The thought of that makes me cringe, although in the early 1960s with much less traffic, it was much safer. Midland Red timed its Birmingham - London service on sustained 70 mph running and 85 - 90 mph was often achieved with their superb, home made, BMMO turbo charged C5Ts, even though "officially" their top speed was 76 mph.

North Western's ambitions were more modest. They bought twenty AEC Reliances with front entrance 41 seat coach bodies with roof quarter lights along each side. Painted cream with one red band under the windows, they were bodied by yet another non standard maker - Walter Alexander of Falkirk. The coaches were employed on tours (for which they were suited) and express work where they struggled.

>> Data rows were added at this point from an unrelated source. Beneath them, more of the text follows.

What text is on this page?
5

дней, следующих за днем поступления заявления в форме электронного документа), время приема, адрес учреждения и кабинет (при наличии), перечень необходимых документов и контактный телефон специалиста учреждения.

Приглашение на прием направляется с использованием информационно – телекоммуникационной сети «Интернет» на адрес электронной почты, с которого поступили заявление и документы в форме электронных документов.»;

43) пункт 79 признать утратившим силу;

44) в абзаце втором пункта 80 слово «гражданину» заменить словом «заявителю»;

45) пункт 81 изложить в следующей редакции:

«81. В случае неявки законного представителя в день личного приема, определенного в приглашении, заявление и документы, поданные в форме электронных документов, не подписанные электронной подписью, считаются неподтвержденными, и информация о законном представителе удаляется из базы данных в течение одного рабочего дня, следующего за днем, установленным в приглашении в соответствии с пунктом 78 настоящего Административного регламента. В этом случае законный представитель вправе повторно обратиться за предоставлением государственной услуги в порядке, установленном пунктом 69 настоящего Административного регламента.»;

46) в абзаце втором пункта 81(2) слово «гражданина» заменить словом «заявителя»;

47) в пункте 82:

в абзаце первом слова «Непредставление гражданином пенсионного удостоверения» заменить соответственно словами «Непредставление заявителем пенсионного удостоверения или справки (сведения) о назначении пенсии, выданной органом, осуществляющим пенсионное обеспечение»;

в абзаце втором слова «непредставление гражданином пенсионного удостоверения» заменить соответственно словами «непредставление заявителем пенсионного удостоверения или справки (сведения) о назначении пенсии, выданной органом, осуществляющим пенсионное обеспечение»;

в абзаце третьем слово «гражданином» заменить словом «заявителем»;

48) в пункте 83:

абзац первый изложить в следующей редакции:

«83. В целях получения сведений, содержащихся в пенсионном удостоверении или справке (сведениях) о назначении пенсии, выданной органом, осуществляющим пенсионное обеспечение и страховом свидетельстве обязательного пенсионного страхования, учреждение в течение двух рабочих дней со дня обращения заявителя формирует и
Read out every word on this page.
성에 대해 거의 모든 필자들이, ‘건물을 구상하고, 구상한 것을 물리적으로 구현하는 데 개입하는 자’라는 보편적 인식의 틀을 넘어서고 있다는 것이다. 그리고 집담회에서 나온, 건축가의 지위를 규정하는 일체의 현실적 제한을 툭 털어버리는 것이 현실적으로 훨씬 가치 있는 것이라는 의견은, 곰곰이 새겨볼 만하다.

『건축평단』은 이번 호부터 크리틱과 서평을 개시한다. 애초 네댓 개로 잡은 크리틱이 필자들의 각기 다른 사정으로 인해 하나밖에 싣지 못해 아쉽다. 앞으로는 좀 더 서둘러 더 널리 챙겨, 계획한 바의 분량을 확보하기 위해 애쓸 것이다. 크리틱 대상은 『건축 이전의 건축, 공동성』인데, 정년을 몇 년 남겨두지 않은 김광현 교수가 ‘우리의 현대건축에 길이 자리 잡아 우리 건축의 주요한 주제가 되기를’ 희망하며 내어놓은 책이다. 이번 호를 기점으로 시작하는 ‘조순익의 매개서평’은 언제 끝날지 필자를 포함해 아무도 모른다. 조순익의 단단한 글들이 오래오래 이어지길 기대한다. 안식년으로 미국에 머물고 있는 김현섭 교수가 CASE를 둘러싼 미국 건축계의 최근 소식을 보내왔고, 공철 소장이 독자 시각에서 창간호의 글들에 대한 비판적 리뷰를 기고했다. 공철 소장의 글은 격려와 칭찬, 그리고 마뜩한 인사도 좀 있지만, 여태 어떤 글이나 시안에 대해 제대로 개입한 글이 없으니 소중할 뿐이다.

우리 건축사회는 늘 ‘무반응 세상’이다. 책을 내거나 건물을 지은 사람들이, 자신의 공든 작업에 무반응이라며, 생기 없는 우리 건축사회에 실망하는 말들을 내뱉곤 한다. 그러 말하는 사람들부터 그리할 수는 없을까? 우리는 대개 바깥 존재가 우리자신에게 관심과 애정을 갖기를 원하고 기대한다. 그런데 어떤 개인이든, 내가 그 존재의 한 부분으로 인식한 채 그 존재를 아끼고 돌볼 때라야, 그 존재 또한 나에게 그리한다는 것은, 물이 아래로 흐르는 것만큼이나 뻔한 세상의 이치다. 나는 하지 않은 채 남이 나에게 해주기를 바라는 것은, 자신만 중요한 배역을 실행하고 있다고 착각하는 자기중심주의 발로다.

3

At the same time, the final batch of Willowbrook bodied Reliances (852-871) arrived in the dual purpose scheme. The big news of 1961 was the arrival of a large number of chassis with Gardner engines and a new style of tin front with Dennis badges which were stored around Charles St and left in dribs and drabs, returning with Alexander forward entrance 71 seat bodies in no particular order. The new tin front already offered a much more macho appearance than the Loline 2s and, when married to Alexander's then current balloon roof design, their frontal appearance was massive. Again equipped with sliding doors which in early service had a tendency to stick halfway if the driver tried to close them when climbing a hill - almost a daily occurrence around Stockport - they continued the interior theme of grey and white.

RDB872 - RDB 876 came first, with corresponding fleet numbers, though in no particular order. The year ended with RDB882 - RDB 891 arriving with no sign of RDB 877 - RDB 881.

The missing buses arrived in 1962 closely followed by 892-900. When 901 arrived it, and the remaining five were registered in the sequence VDB 901 - 906. These were the final Lolines, some of which had five speed gearboxes for inter-urban work.. The Lolines of both marks served the company extremely well and all passed to SELNEC or Crosville. They not only modernised the double deck fleet but also laid the foundations for the next stage in development.

North Western took no less than fifty Lolines out of a total production of two hundred and eight, one hundred and forty one going to Aldershot and District which ignored the rear engine way out of the problem and continued to buy Lolines until 1965 when it stopped buying double deckers.

In passing, the Lolines were often employed on the X60 Manchester - Blackpool turn, especially on summer weekends when numerous duplicates were run, not only from Lower Mosley St but also from suburban departure points. There were days when a line of X60s would include a variety of coaches, dual purpose singles, the rear door bodied PD2s (both Leyland and Orion bodies) and even Bristol K5Gs. The Lolines must have come as a welcome relief to both staff and passengers who had not been allocated a coach or dual purpose single.

The final delivery of 1962 was a true beefing up of the express coach fleet by the purchase of ten 36 foot long Leyland Leopards (907-916) which were capable of sustained 60 mph running, had large fuel tanks capable of taking the coaches over 250 miles at speed and went into service on the London and Glasgow routes. They had Alexander 49 seat bodies which were a stretched version of those supplied on the 1961 Reliances and included roof quarter lights and sliding ventilator windows which had a tendency to rattle - a pain on the overnight service if trying to sleep, though the last couple had sealed windows and forced air ventilation. As it turned out these were a stop gap vehicle but, for all of that, were excellent performers.